O jornalista e escritor Otto Lara Resende é autor de um artigo intitulado “Vista Cansada”. A princípio, se pode imaginar tratar-se da expressão popular usada para a presbiopia – falta de nitidez em focar objetos próximos, inclusive para a leitura, quando o indivíduo chega a certa altura da vida e passa a necessitar de óculos. Porém, na realidade, o autor aborda a questão por um outro ângulo. Refere-se a um fato interessante: “O problema é que, de tanto ver, a gente banaliza o olhar. Vê não-vendo”. E nos chama a atenção para um ponto: “O campo visual da nossa rotina é como um vazio. Você sai todo dia, por exemplo, pela mesma porta. Se alguém lhe perguntar: o que é que você vê no seu caminho, você não sabe. De tanto ver, você não vê”.
É oportuno que se pense acontecer o mesmo em relação aos outros sentidos: comemos e não atentamos para o sabor dos alimentos, o cheiro de um perfume nos passa despercebido, o aperto de mão não nos leva a sentir a maciez ou aspereza dos dedos de quem nos cumprimenta. Tudo tem a conotação do automatismo, da pressa, da falta de tempo para um estar mais presente ao que nos circunda.
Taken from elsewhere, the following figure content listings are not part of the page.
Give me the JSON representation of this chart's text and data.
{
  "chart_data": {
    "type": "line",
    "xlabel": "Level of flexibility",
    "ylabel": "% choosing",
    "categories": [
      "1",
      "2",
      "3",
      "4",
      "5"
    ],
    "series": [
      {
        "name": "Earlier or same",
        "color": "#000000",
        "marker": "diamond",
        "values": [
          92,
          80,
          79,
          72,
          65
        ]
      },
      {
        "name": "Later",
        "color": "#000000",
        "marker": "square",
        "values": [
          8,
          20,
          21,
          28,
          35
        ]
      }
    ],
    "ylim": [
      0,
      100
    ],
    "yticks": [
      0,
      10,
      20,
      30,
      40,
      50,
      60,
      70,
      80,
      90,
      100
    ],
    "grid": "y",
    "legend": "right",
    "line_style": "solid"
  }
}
O mesmo se pode dizer da audição. Quando foi que ouvimos uma música atentos ao arranjo, à sutileza de certas notas, à mensagem da letra? Quando foi que nos detivemos para “sentir” o timbre da voz de um amigo, pai, mãe, filho, irmão? E, no entanto, muitas vezes, a entonação do que se diz, representa mais do que as próprias palavras.
Daí ser valioso que fiquemos de prontidão não só para o que escutamos, mas para o que não ouvimos nas palavras e, sim, no timbre da voz. O choro pode manifestar-se na emoção de um único suspiro, a alegria no entusiasmo de uma interjeição, a depressão na articulação de sons emitidos sem brilho, monocórdios, apagados.
Tudo fala. Até mesmo o silêncio tem a sua própria voz. Quando somos empáticos, não é difícil sentirmos e compreendermos o outro, porque sua voz tem seu eco na nossa própria. E nossos ouvidos estão antenados em permanente estado de vigilância para as modulações expressas por cada pessoa. Modulações estas que penetram ouvidos adentro pousando no bater de nosso coração. Quando se vê-sentindo com profundidade o que a outra pessoa digita ou fala, se tem condições de internalizar toda a carga emocional em cada palavra escrita, lágrima derramada, silêncio estabelecido no decorrer dos desabafos.